FORM 8-K

UNITED STATES

SECURITIES AND EXCHANGE COMMISSION

Washington, D.C. 20549

FORM 8-K

CURRENT REPORT

Pursuant to Section 13 or 15(d) of the Securities Exchange Act of 1934

Date of Report (Date of earliest event reported): March 14, 2012

FRANKLIN RESOURCES, INC.

(Exact name of registrant as specified in its charter)

 

Delaware   001-09318   13-2670991

(State or other jurisdiction of

incorporation)

  (Commission File Number)   (IRS Employer Identification No.)

One Franklin Parkway, San Mateo, California 94403

(Address of principal executive offices) (Zip code)

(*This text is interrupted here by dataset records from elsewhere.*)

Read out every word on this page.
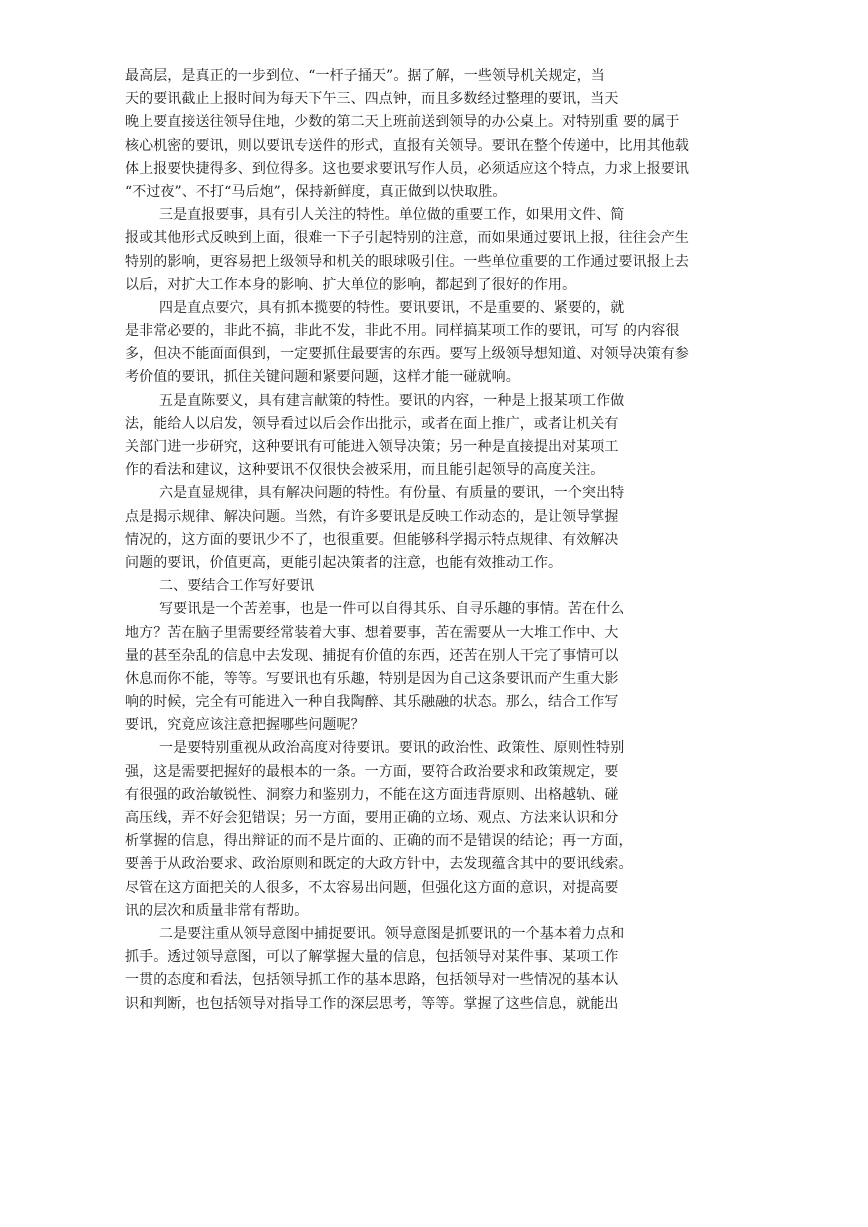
最高层，是真正的一步到位、“一杆子捅天”。据了解，一些领导机关规定，当
天的要讯截止上报时间为每天下午三、四点钟，而且多数经过整理的要讯，当天
晚上要直接送往领导住地，少数的第二天上班前送到领导的办公桌上。对特别重 要的属于
核心机密的要讯，则以要讯专送件的形式，直报有关领导。要讯在整个传递中，比用其他载
体上报要快捷得多、到位得多。这也要求要讯写作人员，必须适应这个特点，力求上报要讯
“不过夜”、不打“马后炮”，保持新鲜度，真正做到以快取胜。
三是直报要事，具有引人关注的特性。单位做的重要工作，如果用文件、简
报或其他形式反映到上面，很难一下子引起特别的注意，而如果通过要讯上报，往往会产生
特别的影响，更容易把上级领导和机关的眼球吸引住。一些单位重要的工作通过要讯报上去
以后，对扩大工作本身的影响、扩大单位的影响，都起到了很好的作用。
四是直点要穴，具有抓本揽要的特性。要讯要讯，不是重要的、紧要的，就
是非常必要的，非此不搞，非此不发，非此不用。同样搞某项工作的要讯，可写 的内容很
多，但决不能面面俱到，一定要抓住最要害的东西。要写上级领导想知道、对领导决策有参
考价值的要讯，抓住关键问题和紧要问题，这样才能一碰就响。
五是直陈要义，具有建言献策的特性。要讯的内容，一种是上报某项工作做
法，能给人以启发，领导看过以后会作出批示，或者在面上推广，或者让机关有
关部门进一步研究，这种要讯有可能进入领导决策；另一种是直接提出对某项工
作的看法和建议，这种要讯不仅很快会被采用，而且能引起领导的高度关注。
六是直显规律，具有解决问题的特性。有份量、有质量的要讯，一个突出特
点是揭示规律、解决问题。当然，有许多要讯是反映工作动态的，是让领导掌握
情况的，这方面的要讯少不了，也很重要。但能够科学揭示特点规律、有效解决
问题的要讯，价值更高，更能引起决策者的注意，也能有效推动工作。
二、要结合工作写好要讯
写要讯是一个苦差事，也是一件可以自得其乐、自寻乐趣的事情。苦在什么
地方？苦在脑子里需要经常装着大事、想着要事，苦在需要从一大堆工作中、大
量的甚至杂乱的信息中去发现、捕捉有价值的东西，还苦在别人干完了事情可以
休息而你不能，等等。写要讯也有乐趣，特别是因为自己这条要讯而产生重大影
响的时候，完全有可能进入一种自我陶醉、其乐融融的状态。那么，结合工作写
要讯，究竟应该注意把握哪些问题呢？
一是要特别重视从政治高度对待要讯。要讯的政治性、政策性、原则性特别
强，这是需要把握好的最根本的一条。一方面，要符合政治要求和政策规定，要
有很强的政治敏锐性、洞察力和鉴别力，不能在这方面违背原则、出格越轨、碰
高压线，弄不好会犯错误；另一方面，要用正确的立场、观点、方法来认识和分
析掌握的信息，得出辩证的而不是片面的、正确的而不是错误的结论；再一方面，
要善于从政治要求、政治原则和既定的大政方针中，去发现蕴含其中的要讯线索。
尽管在这方面把关的人很多，不太容易出问题，但强化这方面的意识，对提高要
讯的层次和质量非常有帮助。
二是要注重从领导意图中捕捉要讯。领导意图是抓要讯的一个基本着力点和
抓手。透过领导意图，可以了解掌握大量的信息，包括领导对某件事、某项工作
一贯的态度和看法，包括领导抓工作的基本思路，包括领导对一些情况的基本认
识和判断，也包括领导对指导工作的深层思考，等等。掌握了这些信息，就能出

Registrant’s telephone number, including area code: (650) 312-2000

Not Applicable

(Former name or former address, if changed since last report.)

Check the appropriate box below if the Form 8-K filing is intended to simultaneously satisfy the filing obligation of the registrant under any of the following provisions (see General Instruction A.2. below):

[ ] Written communications pursuant to Rule 425 under the Securities Act (17 CFR 230.425)

[ ] Soliciting material pursuant to Rule 14a-12 under the Exchange Act (17 CFR 240.14a-12)

[ ] Pre-commencement communications pursuant to Rule 14d-2(b) under the Exchange Act (17 CFR 240.14d-2(b))

[ ] Pre-commencement communications pursuant to Rule 13e-4(c) under the Exchange Act (17 CFR 240.13e-4(c))

 


Item 5.03         Amendments to Articles of Incorporation or Bylaws; Change in Fiscal Year.

 

(a) Bylaw Amendment

On March 14, 2012, the Board of Directors (the “Board”) of Franklin Resources, Inc. (the “Corporation”) approved an amendment to, and restatement of, the Corporation’s amended and restated bylaws, effective as of such date, to remove Section 7.9 of the bylaws regarding forum selection.

The deleted forum selection bylaw previously provided that: “Unless the Board of Directors consents in writing to the selection of an alternative forum, the Court of Chancery of the State of Delaware shall be the sole and exclusive forum for (i) any derivative action or proceeding brought on behalf of the Corporation, (ii) any action asserting a claim of breach of a fiduciary duty owed by any director, officer, employee or agent of the Corporation to the Corporation or the Corporation’s stockholders, (iii) any action asserting a claim arising pursuant to any provision of the General Corporation Law of the State of Delaware, or (iv) any action asserting a claim governed by the internal affairs doctrine, in each such case subject to said Court of Chancery having personal jurisdiction over the indispensable parties named as defendants therein. Any person or entity purchasing or otherwise acquiring any interest in shares of capital stock of the corporation shall be deemed to have notice of and consented to the provisions of this Section 7.9.”

The foregoing description of the amendment to the Corporation’s amended and restated bylaws is qualified in its entirety by the full text of the amended and restated bylaws (as adopted and effective on March 14, 2012), which is filed as Exhibit 3.1 hereto and incorporated herein by reference.

Item 9.01         Financial Statements and Exhibits.

 

(d) Exhibits

 

Exhibit No.

  

Description

3.1    Amended and Restated Bylaws of Franklin Resources, Inc. (as adopted and effective on March 14, 2012).


SIGNATURES

Pursuant to the requirements of the Securities Exchange Act of 1934, the registrant has duly caused this report to be signed on its behalf by the undersigned hereunto duly authorized.

 

    FRANKLIN RESOURCES, INC.
Date:    March 14, 2012     By:  

/s/            Maria Gray        

      Name:     Maria Gray
      Title:       Vice President and Secretary


EXHIBIT INDEX

 

Exhibit No.

  

Description

3.1    Amended and Restated Bylaws of Franklin Resources, Inc. (as adopted and effective on March 14, 2012).